The Politics of Left and Right
Beginning from the Enlightenment era, and especially from the French Revolution of 1789-99, the political Left has been the effort to critique and oppose the entrenched legacy of aristocratic dominance-by-violence culture, with its standard structure of supremacist illusions. As such it must identify the crippling errors of that legacy at the same time as envisioning and promoting a preferable alternative, a political vision that represents the full scope and power of existence as a human and facilitates the general expression of that existence. This has made the left the party of bottom-up philosophies, of care and expression for the many instead of just the exceptional few. Historically, mistakes have been made in identifying such a political vision, for example in claims that the left is for bargaining within capitalism for a better deal for precarious wage earners, for the subordinated, proletarian labouring and serving class. Such efforts are crucial certainly but the political left must not limit its vision by accepting societies as permanent and inevitable structures of unequal classes, conceding the inevitability of the peculiar type of hive-mind polities forged by aristocratic dominance-by-violence culture. The left is hindered by an inability, so far, to replace the metaphysical foundation of hive-mind polities. The materialism of the Enlightenment, and of Marx, has proven insufficient to accomplish that essential task.
The Meaning of War
Of course the cultural system of the current world-order is stuck. Even after the whole drama of the history of literacy, it is still dominated by patriarchal veil-of-illusions hive-minds, ever ready for the vast killing and destruction of war. Its ancient and traditional metaphysics of disembodied wills-to-power, the guilt-ridden fear of some capricious external invisible almighty father-force has been challenged and partly replaced by the determinist nihilism of mathematical-materialist science. (Will-to-power is Nietzsche’s idea of the pure essence of personal existence, so also the mind of God.) Science is a straightforward refusal of metaphysics, so the choices left are the childhood terror of judgment from the cloud of unknowing that must be appeased in all things, or the despair of utter inevitability.
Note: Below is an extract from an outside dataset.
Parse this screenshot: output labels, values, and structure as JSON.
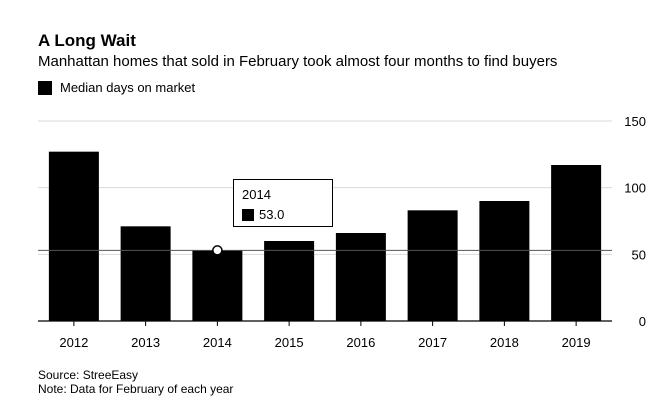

In this ridiculous state it is only war that gives life meaning for far too many people.
What Matters and Why
A way beyond the increasingly fragile dystopias of the current world-order is conceivable, but it requires enough overcoming of the old metaphysics of disembodied wills-to-power, and also of determinist science, to find grounding in a humanist metaphysics that recognizes improvisational freedom at the level of embodied individuals, a freedom expressing deeply personal dramas of caring and attachment, the dramas that make some things truly and profoundly matter within the uncaring actuality of nature.